The New Order gig made it clear—when the house lights went up and Jackson and company shuffled offstage and the then-packed house cheered in rafter-rattling unison—Trouble is a fan-pleasing hit and a great aesthetic leap forward—or into the glittery, disco-balled past—that should bring a bevy of new La Roux boosters onboard. Does Langmaid understand that his fledgling has left the nest? Jackson pauses, chooses her words carefully. “I don’t know,” she finally says. “I don’t know whether he gets it or not. But I don’t think it really matters anymore.” She doesn’t want to sound ungrateful for all of his support, she adds. “But there is a certain distance that someone else can get you, and the rest of the way, you have to go yourself. You can be taken a couple of steps by somebody else, but then you’ve got to take on what you’ve learned from them and take it somewhere. And you are the only person who knows how to do that.”

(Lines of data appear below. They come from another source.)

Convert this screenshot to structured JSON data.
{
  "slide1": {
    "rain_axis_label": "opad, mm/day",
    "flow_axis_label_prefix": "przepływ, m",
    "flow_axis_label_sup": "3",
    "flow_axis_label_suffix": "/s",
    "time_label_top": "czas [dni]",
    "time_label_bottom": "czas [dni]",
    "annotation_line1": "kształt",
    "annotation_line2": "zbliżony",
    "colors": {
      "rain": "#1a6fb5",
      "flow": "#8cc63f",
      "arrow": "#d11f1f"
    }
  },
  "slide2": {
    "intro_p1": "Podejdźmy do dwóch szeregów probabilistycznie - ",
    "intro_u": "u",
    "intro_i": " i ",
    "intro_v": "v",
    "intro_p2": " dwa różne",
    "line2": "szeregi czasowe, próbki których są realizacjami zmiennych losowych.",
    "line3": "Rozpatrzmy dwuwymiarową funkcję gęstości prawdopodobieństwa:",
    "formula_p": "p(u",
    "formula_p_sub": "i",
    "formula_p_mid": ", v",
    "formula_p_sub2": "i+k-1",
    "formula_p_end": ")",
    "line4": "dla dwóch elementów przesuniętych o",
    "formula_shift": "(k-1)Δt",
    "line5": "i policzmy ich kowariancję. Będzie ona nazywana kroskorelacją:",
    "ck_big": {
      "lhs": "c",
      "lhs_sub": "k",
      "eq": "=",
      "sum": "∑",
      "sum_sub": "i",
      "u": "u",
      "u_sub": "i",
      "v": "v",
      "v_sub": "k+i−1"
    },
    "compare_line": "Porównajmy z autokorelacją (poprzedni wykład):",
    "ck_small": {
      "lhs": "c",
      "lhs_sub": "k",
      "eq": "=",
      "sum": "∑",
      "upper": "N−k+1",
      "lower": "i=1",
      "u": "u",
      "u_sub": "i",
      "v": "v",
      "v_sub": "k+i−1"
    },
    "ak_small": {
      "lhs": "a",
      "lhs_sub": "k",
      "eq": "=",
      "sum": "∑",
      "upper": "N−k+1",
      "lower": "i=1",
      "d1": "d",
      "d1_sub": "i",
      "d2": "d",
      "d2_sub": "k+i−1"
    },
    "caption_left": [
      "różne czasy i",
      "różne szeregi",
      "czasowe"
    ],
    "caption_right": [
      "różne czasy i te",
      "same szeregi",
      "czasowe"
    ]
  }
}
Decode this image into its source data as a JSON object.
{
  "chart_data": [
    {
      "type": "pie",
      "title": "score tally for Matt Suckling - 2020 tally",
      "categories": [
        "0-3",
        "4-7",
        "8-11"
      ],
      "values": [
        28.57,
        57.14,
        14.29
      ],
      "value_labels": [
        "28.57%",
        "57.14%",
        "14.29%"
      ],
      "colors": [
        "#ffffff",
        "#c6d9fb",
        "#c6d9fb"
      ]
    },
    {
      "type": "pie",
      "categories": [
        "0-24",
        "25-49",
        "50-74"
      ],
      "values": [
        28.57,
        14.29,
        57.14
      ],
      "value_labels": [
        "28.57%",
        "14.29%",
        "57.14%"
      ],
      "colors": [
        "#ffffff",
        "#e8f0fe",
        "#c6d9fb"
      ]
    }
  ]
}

Jackson understands that it’s important to always claim some “me” time. Two Trouble numbers—“Tropical Chancer” and the idyllic beach ballad “Paradise is You”—were inspired by the unnamed Caribbean island where she regularly retreats to clear her head, for a month or two at a time. And no, the ivory-skinned artist growls, she doesn’t sit around, soaking up the rays. “I fucking hate sunbathing—I don’t understand it, and I think it’s such a waste of time,” she says. “I like sitting in the shade and reading, just contemplating things.” She’s less forthcoming about her romantic life. “I’m, uhh, very happy,” she allows. “Let’s put it that way. I don’t understand people who talk about their personal life—I find it very strange when people want to parade their relationships around in front of others. I mean, you won’t see me getting married in Hello magazine, that’s for sure!”
Ultimately, Jackson is glad she took time off, from 2011 to 2013, to reconnoiter, get her La Roux bearings. “I just didn’t see the point in returning until I was truly ready,” she concludes. “And now I know to always give myself time creatively to do what I need to do and to stay focused and never lose sight of myself, regardless of what anyone else thinks or any outside pressure that I might feel.
“So I will always just do the right thing for the music. Because every time I’ve strayed from that and not followed me heart? Everything just goes tits-up, basically!”